Delayed notifications

Incident Report for Buildkite

Postmortem

This incident was the result of a lack of capacity in the group of workers that services outbound notifications queues. Notification queue latency reached 8 minutes due to this lack of capacity. During a blue/green rollout of these workers, autoscaling was manually disabled to increase the number of workers serving the queue in preparation for migrating the processing of background jobs between the blue and green side of the deployment. After shifting background workload across to the new workers, autoscaling was not re-enabled which prevented the deployment from scaling up to maximum capacity. We’re improving the documentation and tooling involved in this blue/green deployment process to prevent a recurrence of this issue and improve visibility into the status of autoscaling.

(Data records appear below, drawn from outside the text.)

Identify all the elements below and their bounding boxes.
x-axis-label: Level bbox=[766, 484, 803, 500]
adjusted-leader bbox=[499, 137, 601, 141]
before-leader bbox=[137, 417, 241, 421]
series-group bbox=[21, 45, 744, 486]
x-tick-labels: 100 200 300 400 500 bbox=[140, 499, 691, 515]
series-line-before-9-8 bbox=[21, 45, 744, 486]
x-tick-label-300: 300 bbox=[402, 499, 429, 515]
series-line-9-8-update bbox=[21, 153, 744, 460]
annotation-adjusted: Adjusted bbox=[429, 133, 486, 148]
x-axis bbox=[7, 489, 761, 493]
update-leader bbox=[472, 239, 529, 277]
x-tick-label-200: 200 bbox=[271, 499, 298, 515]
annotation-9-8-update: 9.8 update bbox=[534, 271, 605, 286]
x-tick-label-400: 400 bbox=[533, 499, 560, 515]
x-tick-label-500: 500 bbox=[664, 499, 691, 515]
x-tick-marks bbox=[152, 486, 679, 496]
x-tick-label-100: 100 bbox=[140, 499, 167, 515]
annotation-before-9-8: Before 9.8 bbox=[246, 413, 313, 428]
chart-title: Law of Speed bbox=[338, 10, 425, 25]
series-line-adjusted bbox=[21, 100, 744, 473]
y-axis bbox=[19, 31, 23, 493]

Posted 2 years ago. Apr 04, 2023 - 03:46 UTC

Resolved

This incident has been resolved.
Posted 2 years ago. Apr 04, 2023 - 02:50 UTC

Identified

We've identified an issue with notification delays and have scaled up capacity to deal with it.
Posted 2 years ago. Apr 04, 2023 - 02:40 UTC

Investigating

We are investigating delays to build and job notifications such as commit status and other webhooks
Posted 2 years ago. Apr 04, 2023 - 02:26 UTC
This incident affected: Notifications (GitHub Commit Status Notifications, Email Notifications, Slack Notifications, Webhook Notifications).